Come affermò più volte il
Cardinale Ratzinger, «il ritenere che vi sia realmente una verità, una verità
vincolante e valida nella storia stessa, nella figura di Gesù Cristo e della
fede della Chiesa, viene qualificato come fondamentalismo»[5]. Pertanto,
senza curarci troppo delle opinioni altrui, guardiamo pure il film “Kreuzweg” e
lasciamo pure che i protagonisti vengano etichettati come fondamentalisti: traiamone
quanto di positivo esso può dare, soprattutto a noi che ci picchiamo di
masticare qualcosa di Cattolicesimo.
[1] Il personaggio della madre,
senz’altro quello più negativo (e meno realistico) del film, costituisce una
sorta di macchietta del fondamentalista, estraniato dal mondo e incapace di
capire le ragioni dell’altro, benché anch’essa sappia dimostrare talvolta le
proprie debolezze, svelando, al di là della rigidezza e della freddezza
esteriori, il suo profondo dolore interiore e l’attaccamento ai figli.

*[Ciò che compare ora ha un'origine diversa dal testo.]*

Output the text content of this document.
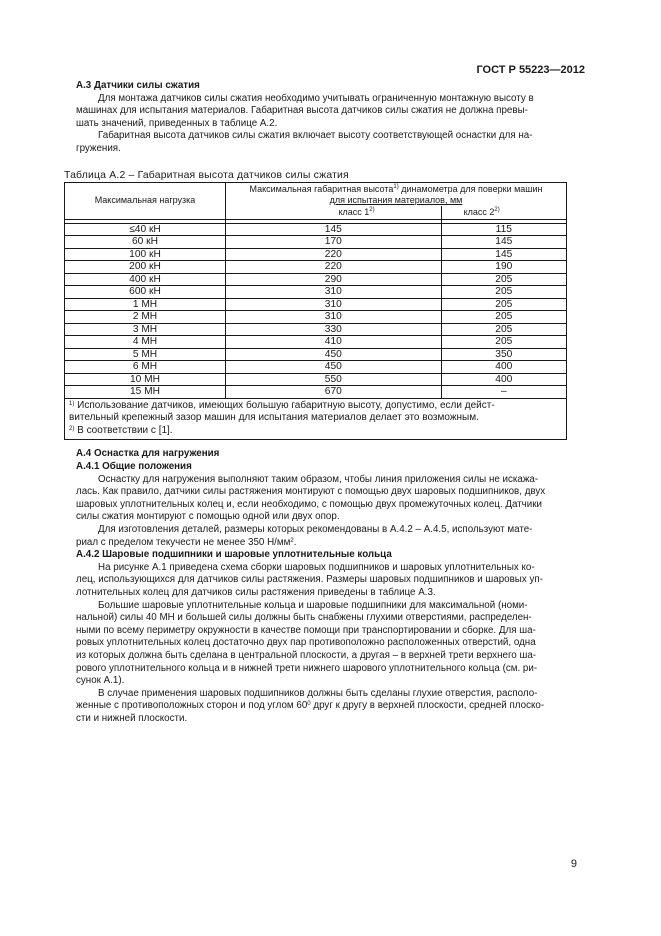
ГОСТ Р 55223—2012
А.3 Датчики силы сжатия
Для монтажа датчиков силы сжатия необходимо учитывать ограниченную монтажную высоту в
машинах для испытания материалов. Габаритная высота датчиков силы сжатия не должна превы-
шать значений, приведенных в таблице А.2.
Габаритная высота датчиков силы сжатия включает высоту соответствующей оснастки для на-
гружения.
Таблица А.2 – Габаритная высота датчиков силы сжатия
Максимальная нагрузка	Максимальная габаритная высота$^{1)}$ динамометра для поверки машин
для испытания материалов, мм	
	класс 1$^{2)}$	класс 2$^{2)}$

≤40 кН	145	115
60 кН	170	145
100 кН	220	145
200 кН	220	190
400 кН	290	205
600 кН	310	205
1 МН	310	205
2 МН	310	205
3 МН	330	205
4 МН	410	205
5 МН	450	350
6 МН	450	400
10 МН	550	400
15 МН	670	–

$^{1)}$ Использование датчиков, имеющих большую габаритную высоту, допустимо, если дейст-
вительный крепежный зазор машин для испытания материалов делает это возможным.
$^{2)}$ В соответствии с [1].		
А.4 Оснастка для нагружения
А.4.1 Общие положения
Оснастку для нагружения выполняют таким образом, чтобы линия приложения силы не искажа-
лась. Как правило, датчики силы растяжения монтируют с помощью двух шаровых подшипников, двух
шаровых уплотнительных колец и, если необходимо, с помощью двух промежуточных колец. Датчики
силы сжатия монтируют с помощью одной или двух опор.
Для изготовления деталей, размеры которых рекомендованы в А.4.2 – А.4.5, используют мате-
риал с пределом текучести не менее 350 $Н/мм^2$.
А.4.2 Шаровые подшипники и шаровые уплотнительные кольца
На рисунке А.1 приведена схема сборки шаровых подшипников и шаровых уплотнительных ко-
лец, использующихся для датчиков силы растяжения. Размеры шаровых подшипников и шаровых уп-
лотнительных колец для датчиков силы растяжения приведены в таблице А.3.
Большие шаровые уплотнительные кольца и шаровые подшипники для максимальной (номи-
нальной) силы 40 МН и большей силы должны быть снабжены глухими отверстиями, распределен-
ными по всему периметру окружности в качестве помощи при транспортировании и сборке. Для ша-
ровых уплотнительных колец достаточно двух пар противоположно расположенных отверстий, одна
из которых должна быть сделана в центральной плоскости, а другая – в верхней трети верхнего ша-
рового уплотнительного кольца и в нижней трети нижнего шарового уплотнительного кольца (см. ри-
сунок А.1).
В случае применения шаровых подшипников должны быть сделаны глухие отверстия, располо-
женные с противоположных сторон и под углом $60^0$ друг к другу в верхней плоскости, средней плоско-
сти и нижней плоскости.
9
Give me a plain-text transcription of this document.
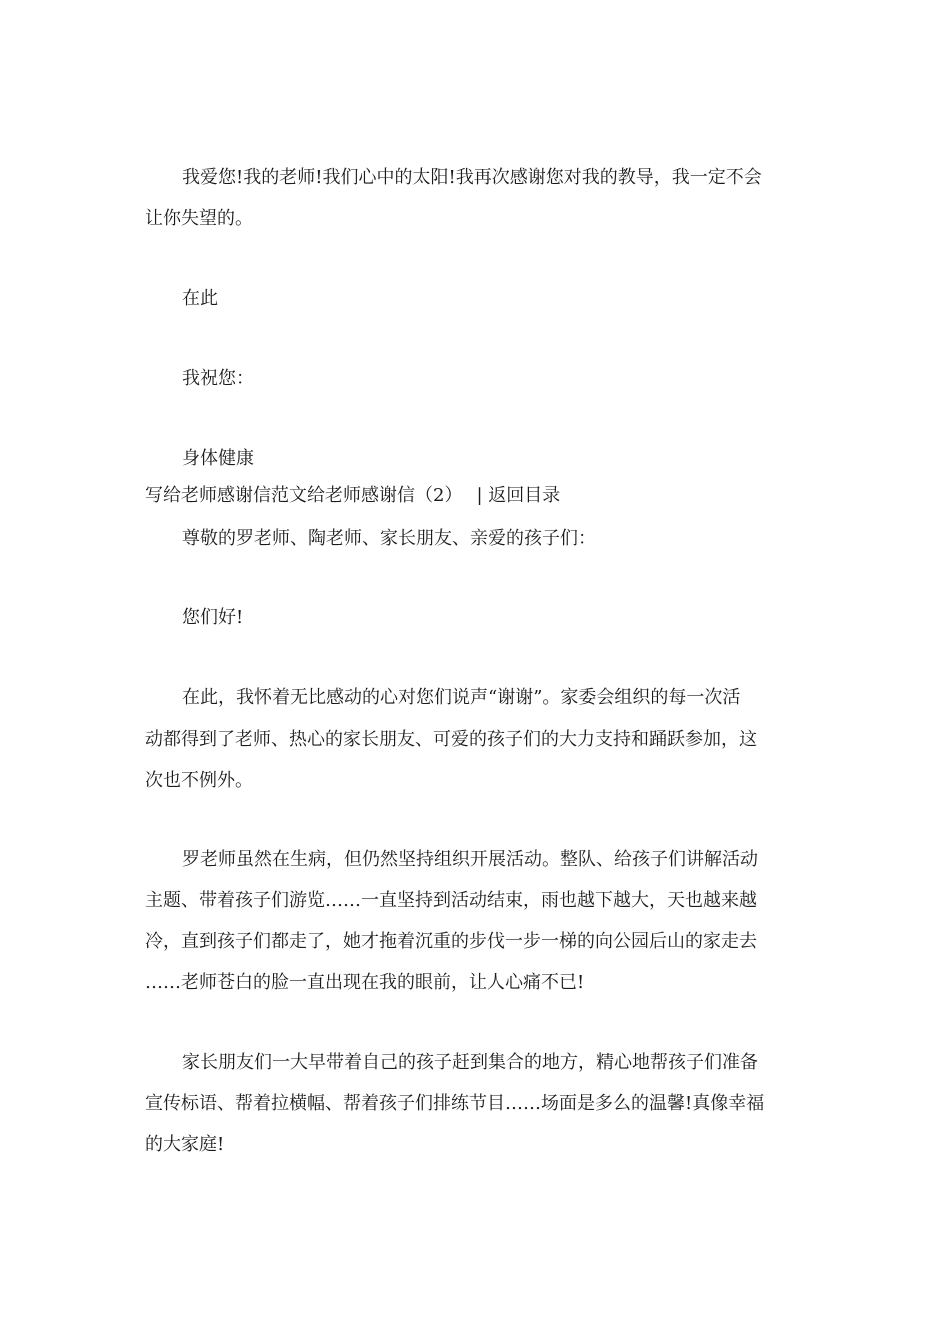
我爱您!我的老师!我们心中的太阳!我再次感谢您对我的教导，我一定不会
让你失望的。
在此
我祝您：
身体健康
写给老师感谢信范文给老师感谢信（2） | 返回目录
尊敬的罗老师、陶老师、家长朋友、亲爱的孩子们：
您们好!
在此，我怀着无比感动的心对您们说声“谢谢”。家委会组织的每一次活
动都得到了老师、热心的家长朋友、可爱的孩子们的大力支持和踊跃参加，这
次也不例外。
罗老师虽然在生病，但仍然坚持组织开展活动。整队、给孩子们讲解活动
主题、带着孩子们游览……一直坚持到活动结束，雨也越下越大，天也越来越
冷，直到孩子们都走了，她才拖着沉重的步伐一步一梯的向公园后山的家走去
……老师苍白的脸一直出现在我的眼前，让人心痛不已!
家长朋友们一大早带着自己的孩子赶到集合的地方，精心地帮孩子们准备
宣传标语、帮着拉横幅、帮着孩子们排练节目……场面是多么的温馨!真像幸福
的大家庭!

[2] Vd. http://www.internazionale.it/opinione/goffredo-fofi/2015/11/03/kreuzweg-film-recensione,
dove si arriva a dire che «è certo che Maria muore perché vittima di
un’educazione intransigente e crudele (il giovane prete e sua madre sono figure
antipatiche, anzi odiose)», prima di avventurarsi in analisi ecclesiologiche a
dir poco approssimative. Molto più equilibrato, invece, è il parere di Gianluca
Bernardini per le sale di distribuzione cattoliche (vd. http://www.sdcmilano.it/parliamone-con-un-film/in-kreuzweg-le-stazioni-della-fede-br-viene-messo-in-discussione-br-ogni-fondamentalismo-religioso-1.117252),
che coglie l’ineludibilità di molte domande suggerite dal film ai credenti
circa il loro modo di vivere la fede cattolica.
[4] Il sacerdote, tuttavia, non può
negare l’esempio di tanti Santi e deve riconoscere che solo Dio può decidere se
accettare o meno il sacrificio che la ragazza è disposta a compiere.
[5] J. Ratzinger, Fede, verità, tolleranza, Cantagalli
2003, p. 124. Sulla stessa linea si è segnalato anche l’ottimo Marcello Pera,
secondo il quale al giorno d’oggi «il vero non esiste più, la missione del vero
è considerata fondamentalismo, e la stessa affermazione del vero fa paura o
solleva timori» (Marcello Pera – Joseph Ratzinger, Senza radici, Mondadori 2005, p. 36).